Saat seseorang sakit, apalagi sampai dirawat di rumah sakit, para penjenguknya biasanya akan berbasa-basi bertanya, “Sudah berapa lama sakit, Pak?” Atau, “Sejak kapan sakit dan dirawat di sini, Bu?
Kontan, orang sakit biasanya akan menjawab:
tiga hari, lima hari, seminggu, dua minggu, sebulan, dst. Ia akan begitu hapal masa-masa
sakitnya. Ia akan berusaha menghitung hari-hari sakitnya. Bukan apa-apa. Masa-masa sakit
adalah masa-masa penderitaan yang seolah dianggap ‘penting’ untuk dihitung dan diingat-ingat.

Namun, cobalah sesekali kita bertanya kepada orang sakit tersebut, termasuk bertanya kepada
diri sendiri yang sekian lama hidup sehat, “Sudah berapa lama merasakan sehat?” Pasti, kebanyakan dari kita tak akan mampu menjawab secara pasti. Mengapa? Karena bagi kebanyakan
kita, sehat adalah perkara biasa. Sehat adalah perkara yang tidak penting apalagi istimewa.
Sehat baru dianggap penting dan istimewa justru saat kita sakit.

Begitulah manusia. Tak pandai menghitung nikmat. Hanya pandai menghitung musibah dan bencana yang menimpa dirinya. Karena itu saat dikarunia banyak nikmat—di antaranya nikmat sehat—kebanyakan manusia tak bersyukur.
Sebaliknya, ia akan mudah berkeluh-kesah saat ditimpa musibah, seperti sakit.

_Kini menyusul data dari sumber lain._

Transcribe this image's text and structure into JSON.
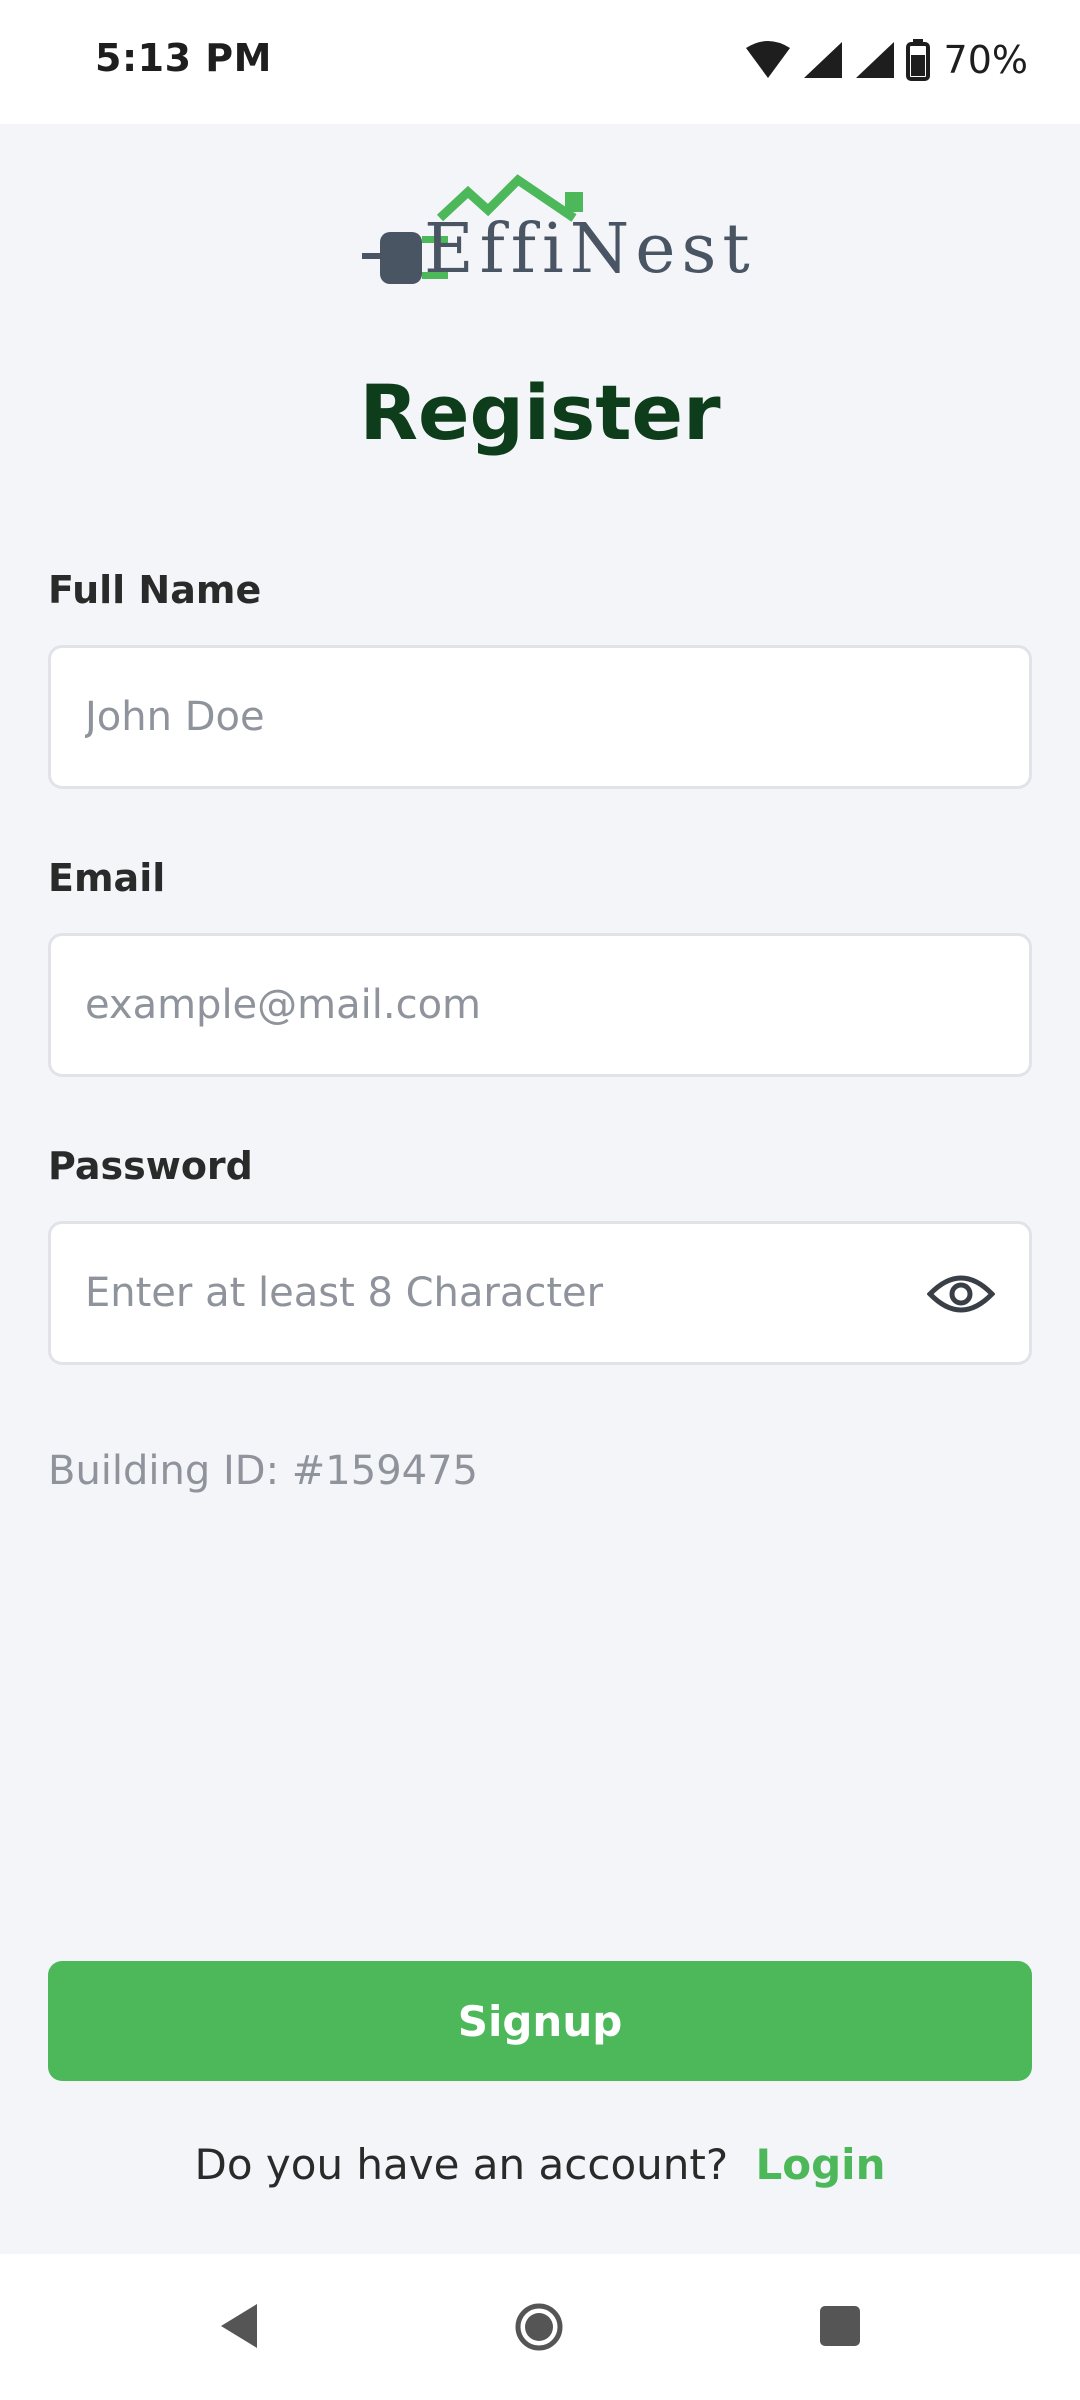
{
  "status_bar": {
    "time": "5:13 PM",
    "battery_percent": "70%"
  },
  "brand": {
    "logo_text": "EffiNest",
    "green": "#4cb85a",
    "dark_green": "#0d3d1b",
    "slate": "#4a5564"
  },
  "page": {
    "title": "Register"
  },
  "form": {
    "full_name": {
      "label": "Full Name",
      "value": "",
      "placeholder": "John Doe"
    },
    "email": {
      "label": "Email",
      "value": "",
      "placeholder": "example@mail.com"
    },
    "password": {
      "label": "Password",
      "value": "",
      "placeholder": "Enter at least 8 Character",
      "toggle_icon": "eye-icon"
    },
    "building_id_label": "Building ID:",
    "building_id_value": "#159475"
  },
  "actions": {
    "signup_label": "Signup",
    "account_prompt": "Do you have an account?",
    "login_label": "Login"
  },
  "nav_bar": {
    "icons": [
      "back-icon",
      "home-icon",
      "recents-icon"
    ]
  }
}
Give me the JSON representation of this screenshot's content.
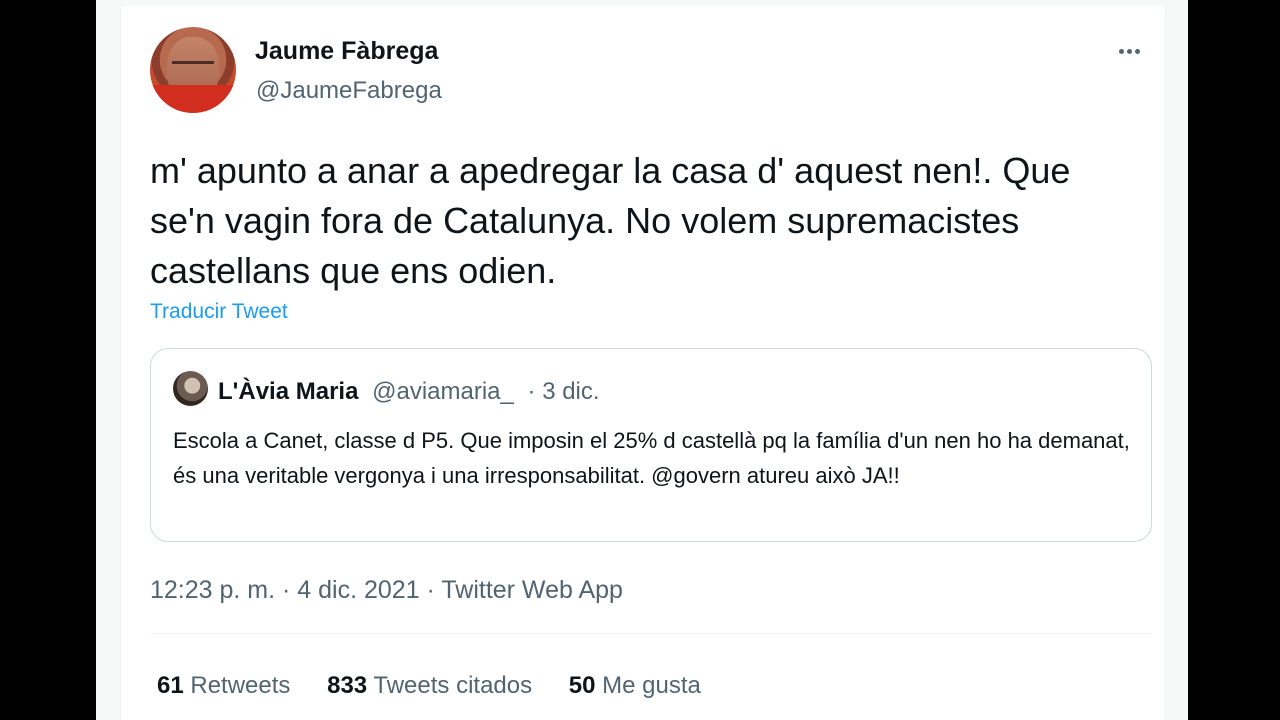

Padahal, jika ditafakuri, kebanyakan manusia jauh lebih sering sehatnya daripada sakitnya. Sakitnya hanya
sesekali, kadang-kadang tak terlalu lama, tentu jika dibandingkan dengan masa-masa sehatnya
yang amat panjang, sepanjang usia
kehidupannya di dunia. Coba saja renungkan, selama sekian puluh tahun kita hidup di dunia, berapa kali kita sakit dan dirawat di rumah sakit? Pasti dengan mudah bisa kita hitung.
Tentu, karena kebanyakan orang jarang sekali yang keluar-masuk rumah sakit selama hidupnya.